Am Samstagnachmittag hatten russische Sicherheitskräfte im Süden Moskaus Stellung bezogen. Dies geht aus Fotos hervor, die von der russischen Wirtschaftszeitung Wedomosti veröffentlicht wurden. Die Bilder zeigen russische Sicherheitskräfte in Schutzwesten und mit automatischen Waffen, die in der Nähe einer Autobahn, die Moskau mit Südrussland verbindet, Stellung beziehen. Auf den Bildern sind auch Helikopter zu sehen.
Der ukrainische Präsident Wolodymyr Selenskyj sagte, Russlands «Schwäche» sei aufgedeckt worden. Ein Sprecher des ukrainischen Verteidigungsministeriums bezeichnete den Prigoschin-Aufstand als «Zeichen für den Zusammenbruch des Putin-Regimes».
Ukrainische Offensive
Während der Unruhen im Nachbarland Russland haben ukrainische Streitkräfte am Samstag ihre Offensive «in mehreren Richtungen» intensiviert. Dies gab am Samstagabend die stellvertretende ukrainische Verteidigungsministerin Hanna Maliar bekannt.

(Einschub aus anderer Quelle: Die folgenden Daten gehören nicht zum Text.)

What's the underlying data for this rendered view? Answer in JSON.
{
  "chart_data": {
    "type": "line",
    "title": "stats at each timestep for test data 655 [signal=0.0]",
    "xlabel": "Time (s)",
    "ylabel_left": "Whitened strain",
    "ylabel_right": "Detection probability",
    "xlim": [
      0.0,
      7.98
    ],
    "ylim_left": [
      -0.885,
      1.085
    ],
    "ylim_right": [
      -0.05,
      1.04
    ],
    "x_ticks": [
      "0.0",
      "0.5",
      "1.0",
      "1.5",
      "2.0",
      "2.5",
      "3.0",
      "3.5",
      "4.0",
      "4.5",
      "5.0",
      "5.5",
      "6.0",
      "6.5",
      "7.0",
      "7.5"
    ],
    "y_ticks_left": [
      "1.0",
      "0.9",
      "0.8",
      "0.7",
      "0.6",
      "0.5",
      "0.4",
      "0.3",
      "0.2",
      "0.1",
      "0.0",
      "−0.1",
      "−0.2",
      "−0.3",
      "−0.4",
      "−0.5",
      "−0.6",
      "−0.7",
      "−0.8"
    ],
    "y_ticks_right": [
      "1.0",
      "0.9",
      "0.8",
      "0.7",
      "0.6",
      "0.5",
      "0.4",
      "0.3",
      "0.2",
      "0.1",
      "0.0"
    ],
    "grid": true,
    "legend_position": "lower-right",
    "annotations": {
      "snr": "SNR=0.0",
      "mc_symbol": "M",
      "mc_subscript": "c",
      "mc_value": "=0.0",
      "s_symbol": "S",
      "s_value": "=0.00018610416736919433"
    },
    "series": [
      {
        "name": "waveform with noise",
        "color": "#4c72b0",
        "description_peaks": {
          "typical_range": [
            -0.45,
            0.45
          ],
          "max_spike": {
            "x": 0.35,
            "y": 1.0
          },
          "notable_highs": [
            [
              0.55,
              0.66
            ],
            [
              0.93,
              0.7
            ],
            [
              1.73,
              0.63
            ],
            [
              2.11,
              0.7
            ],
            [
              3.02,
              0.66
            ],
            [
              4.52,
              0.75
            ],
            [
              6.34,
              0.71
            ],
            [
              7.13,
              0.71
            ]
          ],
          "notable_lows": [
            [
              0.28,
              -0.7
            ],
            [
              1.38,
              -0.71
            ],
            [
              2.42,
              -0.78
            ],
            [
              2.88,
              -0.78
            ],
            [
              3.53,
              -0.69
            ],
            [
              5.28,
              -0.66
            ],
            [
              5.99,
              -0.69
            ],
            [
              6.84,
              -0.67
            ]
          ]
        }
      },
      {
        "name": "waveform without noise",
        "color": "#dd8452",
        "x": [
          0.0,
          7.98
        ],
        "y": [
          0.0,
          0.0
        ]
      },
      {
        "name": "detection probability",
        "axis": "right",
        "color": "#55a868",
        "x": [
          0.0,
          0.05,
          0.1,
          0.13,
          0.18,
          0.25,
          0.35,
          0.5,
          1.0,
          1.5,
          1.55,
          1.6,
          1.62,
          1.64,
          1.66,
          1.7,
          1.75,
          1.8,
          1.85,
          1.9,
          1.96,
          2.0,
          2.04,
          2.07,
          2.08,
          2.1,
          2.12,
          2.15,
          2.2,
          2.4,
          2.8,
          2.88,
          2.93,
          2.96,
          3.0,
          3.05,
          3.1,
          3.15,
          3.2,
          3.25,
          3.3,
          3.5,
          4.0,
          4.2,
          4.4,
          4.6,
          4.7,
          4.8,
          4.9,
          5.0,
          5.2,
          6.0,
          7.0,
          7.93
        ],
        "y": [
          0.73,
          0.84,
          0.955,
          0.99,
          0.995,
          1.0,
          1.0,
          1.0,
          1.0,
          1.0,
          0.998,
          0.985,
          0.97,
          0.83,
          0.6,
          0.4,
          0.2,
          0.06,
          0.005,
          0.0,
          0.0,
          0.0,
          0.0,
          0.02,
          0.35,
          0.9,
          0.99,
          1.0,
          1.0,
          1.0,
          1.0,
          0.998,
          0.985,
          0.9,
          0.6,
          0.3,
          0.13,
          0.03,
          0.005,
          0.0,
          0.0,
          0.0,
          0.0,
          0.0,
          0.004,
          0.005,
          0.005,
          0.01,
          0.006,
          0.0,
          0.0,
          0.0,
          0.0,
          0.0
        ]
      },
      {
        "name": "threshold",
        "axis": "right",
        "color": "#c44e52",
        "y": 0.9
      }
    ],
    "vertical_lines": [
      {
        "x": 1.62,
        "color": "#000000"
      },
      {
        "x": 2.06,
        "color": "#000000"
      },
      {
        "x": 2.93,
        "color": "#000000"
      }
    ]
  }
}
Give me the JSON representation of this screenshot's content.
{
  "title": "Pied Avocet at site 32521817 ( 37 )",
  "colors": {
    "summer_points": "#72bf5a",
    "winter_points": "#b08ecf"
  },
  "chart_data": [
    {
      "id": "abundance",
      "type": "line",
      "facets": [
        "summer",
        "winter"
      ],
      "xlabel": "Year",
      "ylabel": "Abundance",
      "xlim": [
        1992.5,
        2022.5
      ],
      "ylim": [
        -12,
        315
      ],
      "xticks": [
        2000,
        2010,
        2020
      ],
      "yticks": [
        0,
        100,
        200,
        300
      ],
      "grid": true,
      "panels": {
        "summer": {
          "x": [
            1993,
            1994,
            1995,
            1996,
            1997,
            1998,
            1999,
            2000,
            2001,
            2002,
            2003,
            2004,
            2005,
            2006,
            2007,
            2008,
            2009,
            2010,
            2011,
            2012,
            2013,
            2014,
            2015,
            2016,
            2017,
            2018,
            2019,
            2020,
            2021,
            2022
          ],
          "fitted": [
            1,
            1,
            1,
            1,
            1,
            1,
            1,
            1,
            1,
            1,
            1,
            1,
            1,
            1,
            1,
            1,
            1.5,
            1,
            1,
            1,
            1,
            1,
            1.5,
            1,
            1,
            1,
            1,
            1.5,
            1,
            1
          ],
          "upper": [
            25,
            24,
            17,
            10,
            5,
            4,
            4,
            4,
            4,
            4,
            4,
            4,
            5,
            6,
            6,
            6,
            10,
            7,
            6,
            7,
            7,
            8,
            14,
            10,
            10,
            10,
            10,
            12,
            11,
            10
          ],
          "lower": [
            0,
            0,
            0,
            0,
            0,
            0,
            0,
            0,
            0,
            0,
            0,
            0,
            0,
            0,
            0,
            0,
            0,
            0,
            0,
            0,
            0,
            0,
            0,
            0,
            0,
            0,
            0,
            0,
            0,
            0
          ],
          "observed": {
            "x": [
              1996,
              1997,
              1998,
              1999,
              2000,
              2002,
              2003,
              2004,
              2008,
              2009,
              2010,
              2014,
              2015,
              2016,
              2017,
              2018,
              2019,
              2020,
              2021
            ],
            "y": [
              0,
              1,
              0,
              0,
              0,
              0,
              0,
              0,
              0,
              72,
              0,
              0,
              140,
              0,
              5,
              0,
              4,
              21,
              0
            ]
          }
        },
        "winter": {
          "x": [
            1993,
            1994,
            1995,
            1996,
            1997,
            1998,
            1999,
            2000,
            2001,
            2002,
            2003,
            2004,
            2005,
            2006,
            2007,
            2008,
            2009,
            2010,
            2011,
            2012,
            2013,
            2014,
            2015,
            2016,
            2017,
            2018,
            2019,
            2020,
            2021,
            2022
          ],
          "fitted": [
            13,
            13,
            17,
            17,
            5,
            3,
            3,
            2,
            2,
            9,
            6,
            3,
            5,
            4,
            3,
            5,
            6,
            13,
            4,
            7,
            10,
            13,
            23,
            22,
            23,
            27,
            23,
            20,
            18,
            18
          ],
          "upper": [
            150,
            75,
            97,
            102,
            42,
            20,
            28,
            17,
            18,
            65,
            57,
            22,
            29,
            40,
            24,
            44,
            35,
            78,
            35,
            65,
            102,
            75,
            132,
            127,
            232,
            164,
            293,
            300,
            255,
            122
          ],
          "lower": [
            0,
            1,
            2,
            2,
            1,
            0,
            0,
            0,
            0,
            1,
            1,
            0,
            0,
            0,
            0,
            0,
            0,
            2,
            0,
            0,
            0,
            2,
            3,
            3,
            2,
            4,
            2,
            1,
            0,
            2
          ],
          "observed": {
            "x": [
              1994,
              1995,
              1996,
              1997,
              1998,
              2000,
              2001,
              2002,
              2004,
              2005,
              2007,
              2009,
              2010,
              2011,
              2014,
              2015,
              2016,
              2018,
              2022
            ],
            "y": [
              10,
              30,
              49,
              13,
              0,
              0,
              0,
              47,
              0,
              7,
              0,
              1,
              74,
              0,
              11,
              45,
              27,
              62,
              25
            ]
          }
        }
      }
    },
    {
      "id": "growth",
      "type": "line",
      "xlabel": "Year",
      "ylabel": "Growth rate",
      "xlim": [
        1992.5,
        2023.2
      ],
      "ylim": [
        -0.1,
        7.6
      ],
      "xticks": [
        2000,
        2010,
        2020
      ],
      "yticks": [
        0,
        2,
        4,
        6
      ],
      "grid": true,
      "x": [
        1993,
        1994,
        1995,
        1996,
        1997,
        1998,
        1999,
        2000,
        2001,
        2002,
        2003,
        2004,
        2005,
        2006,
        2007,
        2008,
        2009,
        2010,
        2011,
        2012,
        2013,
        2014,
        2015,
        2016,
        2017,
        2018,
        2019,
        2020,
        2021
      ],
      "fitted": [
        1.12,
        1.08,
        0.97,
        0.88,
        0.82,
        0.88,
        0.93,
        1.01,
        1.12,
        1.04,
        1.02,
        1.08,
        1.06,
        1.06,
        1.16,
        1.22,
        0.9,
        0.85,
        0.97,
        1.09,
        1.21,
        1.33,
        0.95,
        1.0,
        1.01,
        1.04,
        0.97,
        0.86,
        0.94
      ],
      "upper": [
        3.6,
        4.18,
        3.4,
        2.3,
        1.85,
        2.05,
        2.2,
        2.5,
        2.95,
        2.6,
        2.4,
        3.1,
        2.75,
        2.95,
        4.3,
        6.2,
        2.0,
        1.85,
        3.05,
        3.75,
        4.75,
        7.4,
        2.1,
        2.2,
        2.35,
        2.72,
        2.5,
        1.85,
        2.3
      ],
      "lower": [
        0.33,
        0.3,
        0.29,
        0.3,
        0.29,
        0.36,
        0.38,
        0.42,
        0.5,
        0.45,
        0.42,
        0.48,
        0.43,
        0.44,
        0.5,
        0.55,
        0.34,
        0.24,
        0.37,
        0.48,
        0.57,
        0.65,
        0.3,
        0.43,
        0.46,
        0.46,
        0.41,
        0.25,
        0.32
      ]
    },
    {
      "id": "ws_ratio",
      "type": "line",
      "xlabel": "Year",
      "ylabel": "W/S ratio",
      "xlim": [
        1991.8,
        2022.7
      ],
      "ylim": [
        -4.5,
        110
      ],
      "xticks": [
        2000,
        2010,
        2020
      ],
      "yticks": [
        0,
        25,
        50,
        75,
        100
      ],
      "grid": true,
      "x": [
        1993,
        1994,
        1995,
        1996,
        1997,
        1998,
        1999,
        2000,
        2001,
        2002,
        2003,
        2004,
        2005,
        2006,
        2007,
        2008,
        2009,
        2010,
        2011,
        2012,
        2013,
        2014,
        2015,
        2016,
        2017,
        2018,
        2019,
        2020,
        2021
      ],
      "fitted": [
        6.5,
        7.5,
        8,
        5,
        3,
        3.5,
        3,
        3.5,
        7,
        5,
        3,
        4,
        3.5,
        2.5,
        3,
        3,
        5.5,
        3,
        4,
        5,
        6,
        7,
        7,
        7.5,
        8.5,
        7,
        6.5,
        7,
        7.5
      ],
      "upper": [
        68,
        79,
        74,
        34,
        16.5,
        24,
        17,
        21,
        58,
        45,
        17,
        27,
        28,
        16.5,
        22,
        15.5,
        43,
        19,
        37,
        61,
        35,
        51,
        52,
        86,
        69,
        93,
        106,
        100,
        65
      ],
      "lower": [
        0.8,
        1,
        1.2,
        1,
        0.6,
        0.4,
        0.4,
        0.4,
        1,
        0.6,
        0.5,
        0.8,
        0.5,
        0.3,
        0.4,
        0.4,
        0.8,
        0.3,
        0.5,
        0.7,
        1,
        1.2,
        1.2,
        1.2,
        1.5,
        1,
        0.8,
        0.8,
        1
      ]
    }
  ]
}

«Die östliche Truppengruppierung hat heute eine Offensive in mehrere Richtungen gleichzeitig gestartet», erklärte Maliar und nannte mehrere Städte und Ortschaften, darunter Bachmut und Yahidne, als Orte, an denen die Offensive gestartet wurde. Maliar sagte, es gebe «Fortschritte in allen Richtungen», ohne Details zu nennen. Im Süden des Landes würden schwere Kämpfe stattfinden. Die russischen Streitkräfte befänden sich «in der Defensive» und würden «grosse Anstrengungen unternehmen, um unsere Offensivoperation zu stoppen».